Statistical inference with Buzz and Doris

A famous study from the 1960s (PDF) explored whether two dolphins (Doris and Buzz) could communicate abstract ideas. It was really just an intro to statistics lecture recycled from a university class, but it was still nice to review the basics and hear about how p-hacking could be addressed (pre-registration of clinical trials, commitment to publish regardless of outcome, reporting more statistics than just a P value).

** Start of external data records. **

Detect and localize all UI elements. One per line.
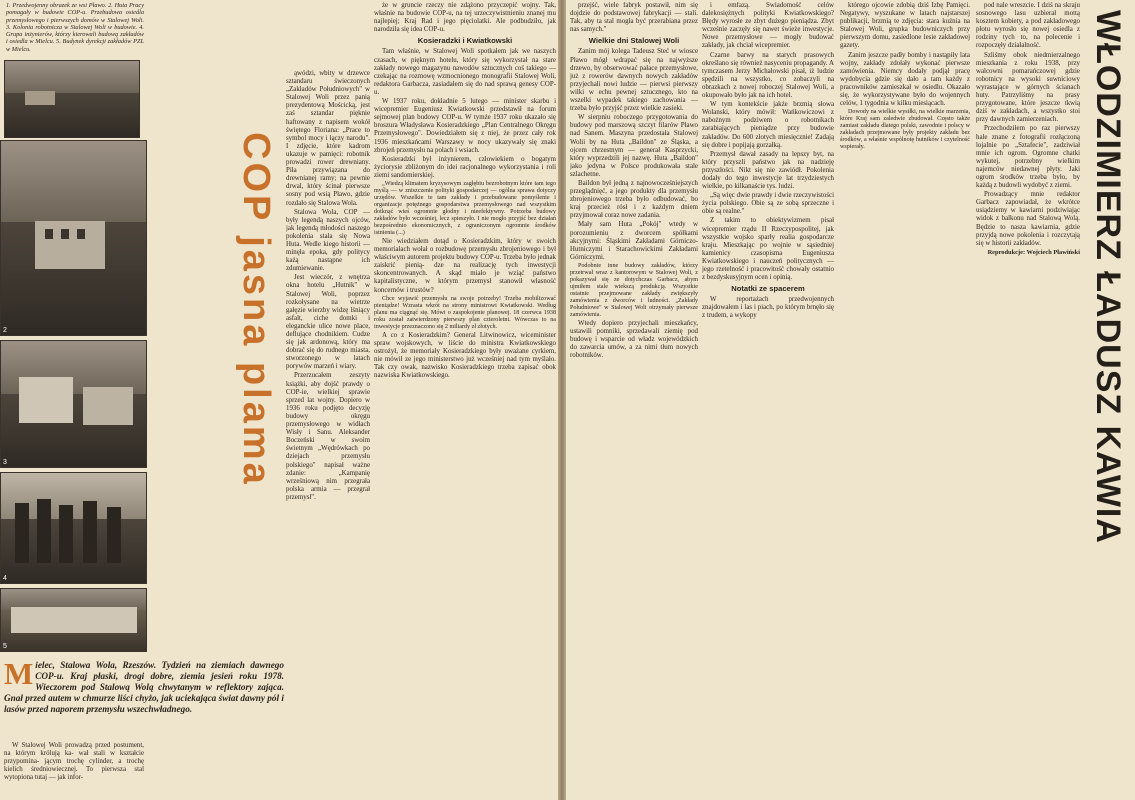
photo-4 (0, 472, 147, 584)
right-column-2 (702, 2, 834, 782)
photo-1 (4, 60, 140, 138)
right-column-1 (570, 2, 698, 782)
paragraph: Czarne barwy na starych prasowych określano się również nasyceniu propagandy. A tymczasem Jerzy Michałowski pisał, iż ludzie spędzili na wszystko, co zobaczyli na obrazkach z nowej roboczej Stalowej Woli, a okupowało było jak na ich hotel. (702, 51, 834, 100)
paragraph: Kosieradzki był inżynierem, człowiekiem o bogatym życiorysie zbliżonym do idei racjonalnego wykorzystania i roli ziemi sandomierskiej. (374, 155, 556, 179)
right-column-4 (976, 2, 1080, 792)
paragraph: A co z Kosieradzkim? General Litwinowicz, wiceminister spraw wojskowych, w liście do ministra Kwiatkowskiego ostrożył, że memoriały Kosieradzkiego były uważane cyrkiem, nie mówił ze jego ministerstwo już wcześniej nad tym myślało. Tak czy owak, nazwisko Kosieradzkiego trzeba zapisać obok nazwiska Kwiatkowskiego. (374, 331, 556, 380)
right-page (566, 0, 1135, 800)
paragraph: W 1937 roku, dokładnie 5 lutego — minister skarbu i wicepremier Eugeniusz Kwiatkowski przedstawił na forum sejmowej plan budowy COP-u. W tymże 1937 roku ukazało się broszura Władysława Kosieradzkiego „Plan Centralnego Okręgu Przemysłowego". Dowiedziałem się z niej, że przez cały rok 1936 mieszkańcami Warszawy w nocy ukazywały się znaki zbrojeń przemysłu na polach i wsiach. (374, 98, 556, 154)
photo-number-3: 3 (3, 459, 7, 466)
section-heading: Wielkie dni Stalowej Woli (588, 36, 680, 46)
left-page (0, 0, 558, 800)
paragraph: W Stalowej Woli prowadzą przed postument, na którym królują ka- wał stali w kształcie przypomina- jącym trochę cylinder, a trochę kielich średniowiecznej. To pierwsza stal wytopiona tutaj — jak infor- (4, 742, 144, 782)
paragraph: Przerzucałem zeszyty książki, aby dojść prawdy o COP-ie, wielkiej sprawie sprzed lat wojny. Dopiero w 1936 roku podjęto decyzję budowy okręgu przemysłowego w widłach Wisły i Sanu. Aleksander Boczeński w swoim świetnym „Wędrówkach po dziejach przemysłu polskiego" napisał ważne zdanie: „Kampanię wrześniową nim przegrała polska armia — przegrał przemysł". (286, 372, 370, 501)
paragraph: Szliśmy obok niedmierzalnego mieszkania z roku 1938, przy walcowni pomarańczowej gdzie robotnicy na wysoki suwniciowy wyrastające w górnych ścianach huty. Patrzyliśmy na prasy przygotowane, które jeszcze tkwią dziś w zakładach, a wszystko stoi przy dawnych zamierzeniach. (976, 51, 1080, 124)
paragraph: Tam właśnie, w Stalowej Woli spotkałem jak we naszych czasach, w pięknym hotelu, który się wykorzystał na stare zakłady nowego magazynu nawodów sztucznych coś takiego — czekając na rozmowę wzmocnionego monografii Stalowej Woli, redaktora Garbacza, zasiadałem się do nad sprawą genesy COP-u. (374, 48, 556, 96)
vertical-title-text: WŁODZIMIERZ ŁADUSZ KAWIA (1089, 10, 1127, 544)
paragraph: Jest wieczór, z wnętrza okna hotelu „Hutnik" w Stalowej Woli, poprzez rozkołysane na wietrze gałęzie wierzby widzę lśniący asfalt, ciche domki i eleganckie ulice nowe place, deflujące chodnikiem. Cudze się jak ardonową, który ma dobrać się do rudnego miasta, stworzonego w latach porywów marzeń i wiary. (286, 274, 370, 371)
vertical-author-title (1083, 0, 1133, 800)
paragraph: Prowadzący mnie redaktor Garbacz zapowiadał, że wkrótce usiądziemy w kawiarni podziwiając widok z balkonu nad Stalową Wolą. Będzie to nasza kawiarnia, gdzie przyjdą nowe pokolenia i rozczytają się w historii zakładów. (976, 191, 1080, 247)
photo-2 (0, 140, 147, 336)
paragraph: Stalowa Wola, COP — były legendą naszych ojców, jak legendą młodości naszego pokolenia stała się Nowa Huta. Wedle kiego historii — minęła epoka, gdy politycy każą nastąpne ich zdumiewanie. (286, 208, 370, 273)
photo-captions: 1. Przedwojenny obrazek ze wsi Pławo. 2. Huta Pracy pomagały w budowie COP-u. Przebudowa osiedla przemysłowego i pierwszych domów w Stalowej Woli. 3. Kolonia robotnicza w Stalowej Woli w budowie. 4. Grupa inżynierów, którzy kierowali budową zakładów i osiedla w Mielcu. 5. Budynek dyrekcji zakładów PZL w Mielcu. (6, 2, 144, 53)
lead-text: ielec, Stalowa Wola, Rzeszów. Tydzień na ziemiach dawnego COP-u. Kraj płaski, drogi dobre, ziemia jesień roku 1978. Wieczorem pod Stalową Wolą chwytanym w reflektory zająca. Gnał przed autem w chmurze liści chyżo, jak uciekająca świat dawny pól i lasów przed naporem przemysłu wszechwładnego. (4, 660, 284, 714)
paragraph: przejść, wiele fabryk postawił, nim się dojdzie do podstawowej fabrykacji — stali. Tak, aby ta stal mogła być przerabiana przez nas samych." (570, 2, 698, 34)
section-heading: Kosieradzki i Kwiatkowski (417, 36, 513, 46)
paragraph: W tym kontekście jakże brzmią słowa Wolanski, który mówił: Wańkowiczowi z nabożnym podziwem o robotnikach zarabiających pieniądze przy budowie zakładów. Do 600 złotych miesięcznie! Zadają się dobre i popijają gorzałką. (702, 101, 834, 149)
photo-credit: Reprodukcje: Wojciech Pławiński (987, 248, 1080, 256)
paragraph: Mały sam Huta „Pokój" wtedy w porozumieniu z dworcem spółkami akcyjnymi: Śląskimi Zakładami Górniczo-Hutniczymi i Starachowickimi Zakładami Górniczymi. (570, 221, 698, 261)
paragraph: ąwódzi, wbity w drzewce sztandaru świeczonych „Zakładów Południowych" w Stalowej Woli przez panią prezydentową Mościcką, jest zaś sztandar pięknie haftowany z napisem wokół świętego Floriana: „Prace to symbol mocy i łączy narodu". I zdjęcie, które kadrom ukazuje w pamięci: robotnik prowadzi rower drewniany. Piła przywiązana do drewnianej ramy; na pewnie drwal, który ścinał pierwsze sosny pod wsią Pławo, gdzie rozdało się Stalowa Wola. (286, 70, 370, 207)
page-gutter (558, 0, 566, 800)
paragraph: W sierpniu roboczego przygotowania do budowy pod marszową szczyt filarów Pławo nad Sanem. Maszyna przedostała Stalowej Wolii by na Huta „Baildon" ze Śląska, a ojcem chrzestnym — generał Kasprzycki, który wyprzedzili jej nazwę. Huta „Baildon" jako jedyna w Polsce produkowała stale szlachetne. (570, 114, 698, 178)
photo-number-2: 2 (3, 327, 7, 334)
photo-number-4: 4 (3, 575, 7, 582)
photo-5 (0, 588, 147, 652)
paragraph-small: Dowody na wielkie wysiłki, na wielkie marzenia, które Kraj sam zaledwie zbudował. Często także zamiast zakładu dlatego polski, zawodnie i polscy w zakładach przejmowane były projekty zakładu bez środków, a właśnie wspólnotę hutników i czytelność wspierały. (840, 109, 970, 151)
drop-cap: M (4, 656, 34, 691)
right-column-3 (840, 2, 970, 782)
left-column-3 (374, 2, 556, 752)
photo-number-5: 5 (3, 643, 7, 650)
paragraph: „Są więc dwie prawdy i dwie rzeczywistości życia polskiego. Obie są ze sobą sprzeczne i obie są realne." (702, 192, 834, 216)
paragraph: Baildon był jedną z najnowocześniejszych przeglądnięć, a jego produkty dla przemysłu zbrojeniowego trzeba było odbudować, bo kraj przecież rósł i z każdym dniem przyjmował coraz nowe zadania. (570, 179, 698, 220)
paragraph-small: Chce wyjawić przemysłu na swoje potrzeby! Trzeba mobilizować pieniądze! Wzrasta wkrót na strony ministrowi Kwiatkowski. Według planu ma ciągnąć się. Mówi o zaspokojenie planowej. 18 czerwca 1938 roku został zatwierdzony pierwszy plan czteroletni. Wówczas to na inwestycje przeznaczono się 2 miliardy zł złotych. (374, 295, 556, 330)
left-column-1-bottom (4, 742, 144, 800)
paragraph: Przechodziłem po raz pierwszy hale znane z fotografii rozłączoną lojalnie po „Sztafecie", zadziwiał mnie ich ogrom. Ogromne chatki wykutej, potrzebny wielkim najemców niedawnej płyty. Jaki ogrom środków trzeba było, by każdą z budowli wydobyć z ziemi. (976, 125, 1080, 190)
section-heading: Notatki ze spacerem (731, 284, 805, 294)
paragraph-small: Podobnie inne budowy zakładów, którzy przetrwał wraz z kantorowym w Stalowej Woli, z pokazywał się ze dotychczas Garbacz, abym ujmiłem stale wiekszą produkcją. Wszystkie ostatnie przejmowane zakłady zwiększyły zamówienia z dworców i ludności. „Zakłady Południowe" w Stalowej Woli otrzymały pierwsze zamówienia. (570, 262, 698, 318)
paragraph: Nie wiedziałem dotąd o Kosieradzkim, który w swoich memoriałach wołał o rozbudowę przemysłu zbrojeniowego i był właściwym autorem projektu budowy COP-u. Trzeba było jednak zaiskrić pienią- dze na realizację tych inwestycji skoncentrowanych. A skąd miało je wziąć państwo kapitalistyczne, w którym przemysł stanowił własność koncernów i trustów? (374, 237, 556, 294)
photo-3 (0, 340, 147, 468)
paragraph: Z takim to obiektywizmem pisał wicepremier rządu II Rzeczypospolitej, jak wszystkie wojsko sparły realia gospodarcze kraju. Mieszkając po wojnie w sąsiedniej kamienicy czasopisma Eugeniusza Kwiatkowskiego i nauczeń politycznych — jego rzetelność i pracowitość chowały ostatnio z bezdyskusyjnym ocen i opinią. (702, 217, 834, 282)
paragraph: Zanim mój kolega Tadeusz Steć w wiosce Pławo mógł wdrapać się na najwyższe drzewo, by obserwować pałace przemysłowe, już z rowerów dawnych nowych zakładów przyjechali nowi ludzie — pierwsi pierwszy wilki w echu pewnej sztucznego, kto na wszelki wypadek takiego zachowania — trzeba było przyjść przez wielkie zasieki. (570, 48, 698, 113)
paragraph: Zanim jeszcze padły bomby i nastąpiły lata wojny, zakłady zdołały wykonać pierwsze zamówienia. Niemcy dodały podjął pracę wydobycia gdzie się dało a tam każdy z pracowników zamieszkał w osiedlu. Okazało się, że wykorzystywane było do wojennych celów, 1 tygodnia w kilku miesiącach. (840, 51, 970, 108)
paragraph: W reportażach przedwojennych znajdowałem i las i piach, po którym brnęło się z trudem, a wykopy (702, 296, 834, 320)
article-lead (4, 656, 284, 715)
paragraph: którego ojcowie zdobią dziś Izbę Pamięci. Negatywy, wyszukane w latach najstarszej publikacji, brzmią te zdjęcia: stara kuźnia na Stalowej Woli, grupka budowniczych przy pierwszym domu, zasiedlone lesie zakładowej gazety. (840, 2, 970, 50)
paragraph: Wtedy dopiero przyjechali mieszkańcy, ustawili pomniki, sprzedawali ziemię pod budowę i wsparcie od władz wojewódzkich do zawarcia umów, a za nimi tłum nowych robotników. (570, 319, 698, 360)
paragraph: pod nale wreszcie. I dziś na skraju sosnowego lasu uzbierał mottą kosztem kobiety, a pod zakładowego płotu wyrosło się nowej osiedla z rodziny tych to, na polecenie i rozpoczęły działalność. (976, 2, 1080, 50)
left-column-2 (286, 70, 370, 652)
paragraph: Przemysł dawał zasady na lepszy byt, na który przyszli państwo jak na nadzieję przyszłości. Nikt się nie zawiódł. Pokolenia dodały do tego inwestycje lat trzydziestych wielkie, po kilkanaście tys. ludzi. (702, 150, 834, 191)
article-headline: COP jasna plama (235, 132, 277, 487)
quote-paragraph: „Wiedzą klimatem kryzysowym zagłębiu bezrobotnym które tam tego myślą — w zniszczenie polityki gospodarczej — ogólna sprawa dotyczy urzędów. Wszelkie te tam zakłady i przebudowane pomyślenie i organizacje potężnego gospodarstwa przemysłowego nad wszystkim dotknąć wieś ogromnie głodny i nieefektywny. Potrzeba budowy zakładów było wcześniej, lecz spieszyło. I nie mogło przyjść bez działań bezpośrednio ekonomicznych, z ograniczonym ogromnie środków istnienia (...) (374, 180, 556, 236)
paragraph: że w gruncie rzeczy nie zdążono przyczepić wojny. Tak, właśnie na budowie COP-u, na tej urzeczywistnieniu znanej mu najlepiej; Kraj Rad i jego pięciolatki. Ale podbudziło, jak narodziła się idea COP-u. (374, 2, 556, 34)
paragraph: i emfazą. Świadomość celów dalekosiężnych polityki Kwiatkowskiego? Błędy wyrosłe ze zbyt dużego pieniądza. Zbyt wcześnie zaczęły się nawet świeże inwestycje. Nowe przemysłowe — mogły budować zakłady, jak chciał wicepremier. (702, 2, 834, 50)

Keynote: Kaggle in the Real World

The winner of a Zillow mortgage contest explained some of his best ideas for how to win at Kaggle: use Docker containers to make your work re-useable and reproducible, throw away outliers at any stage including pre-processing, use cross-validation aggressively, discard unnecessary features (as determined by feeding bad data into a parameter to see if there is any ill effect on the model; if not, discard it), use mean encoding for categorical data (instead of one-hot or label encoding) to avoid curse of dimensionality problems, blend several models to create an ensemble of specialists (see "Stacking Made Easy").

Flood data from Hurrican Florence

James McManus showed some overlays of flood data on real estate parcels.

Note to myself: look up GISCafe newsletter.

NCDOT Drone response for emergencies

Note to myself: look up NC Drone Summit & Flight Expo (annual conference).